My experience is that in mini and midi rugby it tends to be the coaches themselves or a dad who referees. They may or may not have done a course, and if they have it might have been quite a long while ago. They also may or may not have been a player of any standard, so sometimes you get the coach living his dream through coaching instead of playing.
The coaches get used to being able to shout what they want, as well as being able to come onto the pitch whenever they want and wander up and down the touch line.
When they get to U14, 15 they continue this behaviour because no one has ever (or rarely) stopped them. They know its wrong but continue to do it because they can. We also have a % of coaches who have the win at all costs mentality, only choose the best players and the not so gifted players can't get a game and leave rugby or move to another club.
When they get to U15 (sometimes) or U16, 17, 18 they suddenly start getting Society referees for some games. They also find themselves being called out on their behaviour and it comes as a big shock to them. Some try to argue their point and end up getting reported. Some realise from their own playing days (if they did play) that they are in the wrong and mend their ways.
As I say this is 'some' coaches and certainly not all. I tend to find that the coaches who do behave like this have ill disciplined players as well because the players take the lead from the coach.
This season I have started refereeing my stepsons U12 team because
1. I enjoy it and
2. the standard of some referees at that age left me frustrated (some are very good and I always make a point of complimenting the ones that are).
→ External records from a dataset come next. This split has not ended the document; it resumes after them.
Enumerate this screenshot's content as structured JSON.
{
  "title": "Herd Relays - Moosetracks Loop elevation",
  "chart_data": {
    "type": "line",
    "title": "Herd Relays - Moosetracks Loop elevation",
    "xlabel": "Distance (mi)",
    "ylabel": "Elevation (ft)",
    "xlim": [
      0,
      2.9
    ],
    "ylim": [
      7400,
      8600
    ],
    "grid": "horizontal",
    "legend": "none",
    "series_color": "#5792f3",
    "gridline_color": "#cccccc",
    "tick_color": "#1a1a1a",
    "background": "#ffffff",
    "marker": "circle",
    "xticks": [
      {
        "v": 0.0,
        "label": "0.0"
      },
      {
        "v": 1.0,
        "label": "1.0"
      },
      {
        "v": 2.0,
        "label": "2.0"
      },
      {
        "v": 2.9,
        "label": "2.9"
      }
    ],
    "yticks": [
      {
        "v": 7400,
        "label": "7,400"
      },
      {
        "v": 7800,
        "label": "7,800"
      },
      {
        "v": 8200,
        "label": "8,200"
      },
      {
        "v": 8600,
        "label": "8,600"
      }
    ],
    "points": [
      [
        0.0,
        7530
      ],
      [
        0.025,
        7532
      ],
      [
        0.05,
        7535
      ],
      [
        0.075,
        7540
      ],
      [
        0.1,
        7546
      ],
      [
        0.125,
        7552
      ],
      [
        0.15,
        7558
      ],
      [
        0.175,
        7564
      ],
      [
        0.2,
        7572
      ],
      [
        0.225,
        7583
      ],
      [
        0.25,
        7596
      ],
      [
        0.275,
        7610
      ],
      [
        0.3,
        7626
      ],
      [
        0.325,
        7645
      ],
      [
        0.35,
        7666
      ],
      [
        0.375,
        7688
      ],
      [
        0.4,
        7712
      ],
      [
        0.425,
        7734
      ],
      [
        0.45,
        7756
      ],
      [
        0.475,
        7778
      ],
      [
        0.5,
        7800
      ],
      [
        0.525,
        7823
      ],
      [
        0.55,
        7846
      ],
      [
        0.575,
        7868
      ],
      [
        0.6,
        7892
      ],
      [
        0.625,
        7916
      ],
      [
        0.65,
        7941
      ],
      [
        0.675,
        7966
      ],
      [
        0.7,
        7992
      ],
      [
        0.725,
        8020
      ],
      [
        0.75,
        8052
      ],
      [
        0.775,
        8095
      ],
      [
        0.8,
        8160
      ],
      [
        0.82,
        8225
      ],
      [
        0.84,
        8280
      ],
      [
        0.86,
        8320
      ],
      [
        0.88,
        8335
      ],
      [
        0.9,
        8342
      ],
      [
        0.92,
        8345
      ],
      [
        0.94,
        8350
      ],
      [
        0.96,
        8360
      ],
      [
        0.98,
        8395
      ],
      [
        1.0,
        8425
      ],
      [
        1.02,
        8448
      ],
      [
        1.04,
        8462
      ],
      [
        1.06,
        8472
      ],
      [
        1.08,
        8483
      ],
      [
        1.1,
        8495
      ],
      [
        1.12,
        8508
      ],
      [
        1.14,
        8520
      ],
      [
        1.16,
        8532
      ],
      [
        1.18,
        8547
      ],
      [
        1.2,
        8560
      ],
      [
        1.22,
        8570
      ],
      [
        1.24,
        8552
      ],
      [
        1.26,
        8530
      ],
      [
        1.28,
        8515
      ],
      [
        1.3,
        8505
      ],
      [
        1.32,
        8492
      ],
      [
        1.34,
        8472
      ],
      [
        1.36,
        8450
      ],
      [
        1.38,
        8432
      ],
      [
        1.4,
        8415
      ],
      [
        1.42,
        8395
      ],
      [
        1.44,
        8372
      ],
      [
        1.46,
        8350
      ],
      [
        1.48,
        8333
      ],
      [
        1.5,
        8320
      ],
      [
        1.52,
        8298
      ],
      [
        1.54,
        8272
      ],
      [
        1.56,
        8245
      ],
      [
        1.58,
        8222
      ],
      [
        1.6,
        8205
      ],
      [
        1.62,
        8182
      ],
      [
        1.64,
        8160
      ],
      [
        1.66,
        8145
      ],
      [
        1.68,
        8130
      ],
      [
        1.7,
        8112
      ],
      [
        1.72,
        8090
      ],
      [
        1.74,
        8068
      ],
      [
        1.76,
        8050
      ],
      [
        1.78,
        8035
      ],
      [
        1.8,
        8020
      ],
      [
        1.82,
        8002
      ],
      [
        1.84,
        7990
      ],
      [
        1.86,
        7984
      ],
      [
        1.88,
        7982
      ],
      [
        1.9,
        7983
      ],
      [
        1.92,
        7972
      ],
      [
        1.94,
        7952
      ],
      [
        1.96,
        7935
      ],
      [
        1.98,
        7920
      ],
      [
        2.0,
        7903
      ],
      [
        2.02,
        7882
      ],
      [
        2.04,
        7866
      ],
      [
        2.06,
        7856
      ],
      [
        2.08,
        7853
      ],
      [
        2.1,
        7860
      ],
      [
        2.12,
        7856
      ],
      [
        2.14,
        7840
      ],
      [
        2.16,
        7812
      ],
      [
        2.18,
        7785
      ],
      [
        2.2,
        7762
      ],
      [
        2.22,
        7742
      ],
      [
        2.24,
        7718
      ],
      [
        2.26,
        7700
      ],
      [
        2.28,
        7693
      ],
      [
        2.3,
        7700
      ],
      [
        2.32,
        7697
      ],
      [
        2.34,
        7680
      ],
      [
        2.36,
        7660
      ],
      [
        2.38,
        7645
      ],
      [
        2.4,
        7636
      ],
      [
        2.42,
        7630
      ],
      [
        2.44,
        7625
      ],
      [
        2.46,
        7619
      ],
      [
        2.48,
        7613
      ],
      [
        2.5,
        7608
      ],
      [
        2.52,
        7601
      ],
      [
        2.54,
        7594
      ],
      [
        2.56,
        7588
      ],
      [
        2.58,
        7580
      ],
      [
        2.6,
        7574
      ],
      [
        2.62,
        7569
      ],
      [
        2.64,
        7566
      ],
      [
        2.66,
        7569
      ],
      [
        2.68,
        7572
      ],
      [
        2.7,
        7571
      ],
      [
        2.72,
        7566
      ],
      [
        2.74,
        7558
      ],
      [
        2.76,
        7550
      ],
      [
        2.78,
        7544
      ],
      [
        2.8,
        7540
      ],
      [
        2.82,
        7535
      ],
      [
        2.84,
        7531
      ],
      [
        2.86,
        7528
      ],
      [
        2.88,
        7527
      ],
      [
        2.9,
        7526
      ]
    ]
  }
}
On a couple of occasions I have stopped the game to ask a coach to please stop shouting at me, I have asked him to observe the core values of the game and set a good example for his players. Spectators seem shocked that a referee would do this, but usually I get a "about time someone did that" kind of remark.
At U15 and 16 I nearly always have to remind coaches of the core values and also what touchline behaviour I expect from them. Don't charge up and down the touchline shouting at me or the players; don't come onto the pitch at every single opportunity to coach the players.
To their credit coaches usually thank me after the game and accept that their behaviour crossed a line.
So I suppose the point of this post is that coaches get into bad habits (as we all do in life) and don't realise until someone points it out to them. If more referees challenged coaches behaviour (in a polite and positive way), this behaviour would soon go. It does tend to go as they get higher up the age groups, but only because they tend to get more experienced (slower) referees who wont put up with it.